# Stat and prob help

• Apr 21st 2007, 04:18 PM
schinb64
Stat and prob help
I have three questions that I am not sure of: Help on any of them is greatly appreicated

1) Assume the probability that you will make a sale on a given phone call is .19
a) Find the probability that you will not make a sale on the first three calls ie. your sale will be made after the first three calls
b) Find the probability that your fourth sale is made on the eighth call

2) Among 90 cities that professional group is considering for its next three annual conventions, 36 are in the western part of the united states use the binomial approx to the hypergeometric distribution to find the probability that at most one of the three conventions will be held in the western part of the US

3)According to an airline report roughly 1 piece of luggage out of every 200 that are checked is lost. Suppose that a freq flyer will check 120 bags over a year approx the probabilty that she will lose 2 or more pieces of luggage
• Apr 22nd 2007, 06:52 AM
CaptainBlack
Quote:

Originally Posted by schinb64
I have three questions that I am not sure of: Help on any of them is greatly appreicated

1) Assume the probability that you will make a sale on a given phone call is .19
a) Find the probability that you will not make a sale on the first three calls ie. your sale will be made after the first three calls
b) Find the probability that your fourth sale is made on the eighth call

a)The probability that no sale is made on the first three calls is the product
of the prob that no sale is made on the first and the prob that no sale is
made on the secons and the prob that no sale is made on the third.
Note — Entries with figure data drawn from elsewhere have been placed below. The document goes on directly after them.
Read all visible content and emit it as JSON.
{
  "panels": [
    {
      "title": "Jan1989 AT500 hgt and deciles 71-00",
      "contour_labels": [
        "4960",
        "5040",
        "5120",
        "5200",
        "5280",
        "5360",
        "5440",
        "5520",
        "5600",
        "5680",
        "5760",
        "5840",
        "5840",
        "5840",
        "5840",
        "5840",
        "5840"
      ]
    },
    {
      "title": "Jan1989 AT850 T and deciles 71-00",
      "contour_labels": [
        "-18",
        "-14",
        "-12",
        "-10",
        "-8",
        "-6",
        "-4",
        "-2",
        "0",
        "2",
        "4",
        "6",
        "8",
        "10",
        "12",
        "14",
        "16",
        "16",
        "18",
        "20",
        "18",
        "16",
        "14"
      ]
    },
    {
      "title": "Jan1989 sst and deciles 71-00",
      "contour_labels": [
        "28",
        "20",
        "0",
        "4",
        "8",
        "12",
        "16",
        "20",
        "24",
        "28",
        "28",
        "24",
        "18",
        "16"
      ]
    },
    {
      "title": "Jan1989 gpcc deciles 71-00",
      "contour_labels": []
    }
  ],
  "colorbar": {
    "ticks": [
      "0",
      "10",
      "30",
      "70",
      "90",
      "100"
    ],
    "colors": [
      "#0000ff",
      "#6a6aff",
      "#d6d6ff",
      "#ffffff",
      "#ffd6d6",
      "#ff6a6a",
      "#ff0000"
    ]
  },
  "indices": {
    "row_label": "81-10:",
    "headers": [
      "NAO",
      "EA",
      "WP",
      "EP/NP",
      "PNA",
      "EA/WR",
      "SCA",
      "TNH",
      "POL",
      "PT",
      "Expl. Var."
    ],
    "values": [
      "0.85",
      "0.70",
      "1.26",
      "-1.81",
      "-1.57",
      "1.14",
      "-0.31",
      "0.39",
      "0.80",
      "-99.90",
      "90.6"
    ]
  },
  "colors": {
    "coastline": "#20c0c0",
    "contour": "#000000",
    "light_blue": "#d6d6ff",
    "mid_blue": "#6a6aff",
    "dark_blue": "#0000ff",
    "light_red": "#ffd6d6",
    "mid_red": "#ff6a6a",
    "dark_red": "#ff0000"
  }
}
So the reqired prob is (1-0.19)^3 ~= 0.531

b) The probability that the fouth sale is made on the eighth call is the
probability of 3 sales on the first seven calls and a sale on the eighth.

So the reqired prob is b(3;7,0.19) 0.19 = 7!/[4! 3!] 0.19^3 (1-0.19)^4 0.19 ~= 0.0196.

(as the nu,ber of sales in N calls has a binomial distribution B(7,0.19)

RonL
• Apr 22nd 2007, 06:56 AM
CaptainBlack
Quote:

Originally Posted by schinb64
2) Among 90 cities that professional group is considering for its next three annual conventions, 36 are in the western part of the united states use the binomial approx to the hypergeometric distribution to find the probability that at most one of the three conventions will be held in the western part of the US

here we are required to treat the number of conference held in the west
over the next three years to have binomial distribution B(3, 36/90)

That at most 1 is held in the west is the same thing as 0 or 1, so the
required probability is:

P = b(0; 3, 0.4) + b(1, 3, 0.4) = 0.6^3 + 3 (0.4) (0.6^2)

RonL